Python script, which scrapes the largest real estate website in Hungary. It extracts pieces of public information from website's source code.
Two languages:
- English
- Hungarian
Getting available real estate types on the website:
from real_estate_hungary import RealEstateHungarySettings, RealEstateHungaryPageListings
language='eng'
eng_settings=RealEstateHungarySettings(lang=language)
Listing types:
eng_settings.listing_types
['for-sale', 'for-rent']
Property types:
eng_settings.property_types
['apartment',
'house',
'land',
'garage',
'summer-resort',
'industrial',
'office',
'catering-unit',
'pension']
Setting up page parameters:
capital_of_hungary='budapest'
page_params={'real_estate_hun_settings':eng_settings,
'city':capital_of_hungary,
'listing_type':'for-sale',
'property_type':'apartment',
'page_num':1}
real_estates_on_page=RealEstateHungaryPageListings(**page_params)
print('Maximum number of pages: {:,}'.format(real_estates_on_page.max_page))
print('Maximum number of {property_type}s {listing_type} in {city}: {listings:,}'.format(**{**real_estates_on_page.params, 'listings':real_estates_on_page.max_listing}))
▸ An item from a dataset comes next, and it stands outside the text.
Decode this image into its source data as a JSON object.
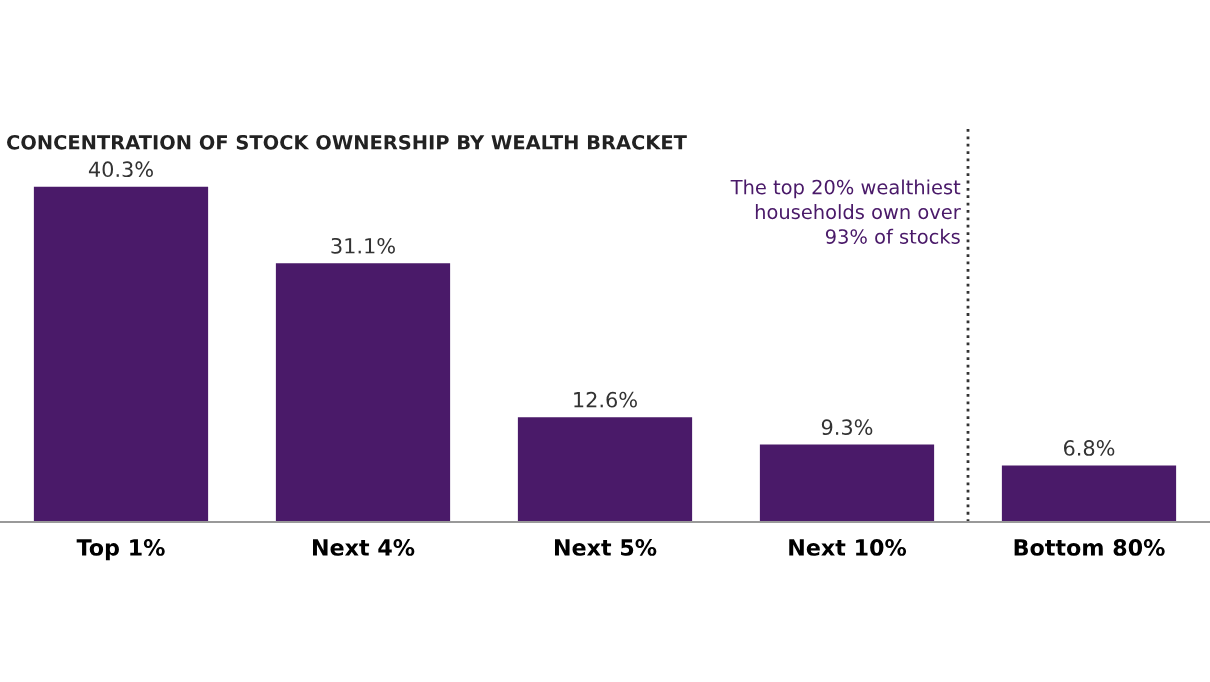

Maximum number of pages: 1,116
Maximum number of apartments for-sale in budapest: 13,382
Scrape all real estates on the given page:
listings_eng=real_estates_on_page.listings_to_df()
listings_eng.head()
property_url | city_district | lat | lng | building_material | condition_of_real_estate | area_size | price_in_eur | price_in_huf | convenience_level | desc | floors | orientation | ownership_status | type_of_heating | year_built |
---|---|---|---|---|---|---|---|---|---|---|---|---|---|---|---|
https://realestate.hu/... | Budapest, District XIII | 47.525306 | 19.068548 | Brick | Building in progress | 88 square meter | 209092 | 67430000 | NaN | Translated text... | 1st floor | Yard | NaN | In-house with unique meter | Newly built |
https://realestate.hu/... | Budapest, District III | 47.589843 | 19.065879 | Brick | Building in progress | 85 square meter | 204397 | 65915850 | NaN | Translated text... | Ground floor | NaN | NaN | In-house with unique meter | Newly built |
https://realestate.hu/... | Budapest, District V | 47.509952 | 19.053077 | Brick | Renovated | 83 square meter | 213650 | 68900000 | NaN | Translated text... | 3rd floor | Street front | NaN | Termosifone | 50+ years |
https://realestate.hu/... | Budapest, District VIII | 47.491388 | 19.070060 | Brick | Average | 101 square meter | 178610 | 57600000 | Modern convenience | Translated text... | NaN | NaN | NaN | Convector | NaN |
https://realestate.hu/... | Budapest, District XI | 47.48377 | 19.051580 | Brick | Good | 129 square meter | 369004 | 119000000 | Modern convenience | Translated text... | 4th floor | Panoramic | NaN | Termosifone | 50+ years |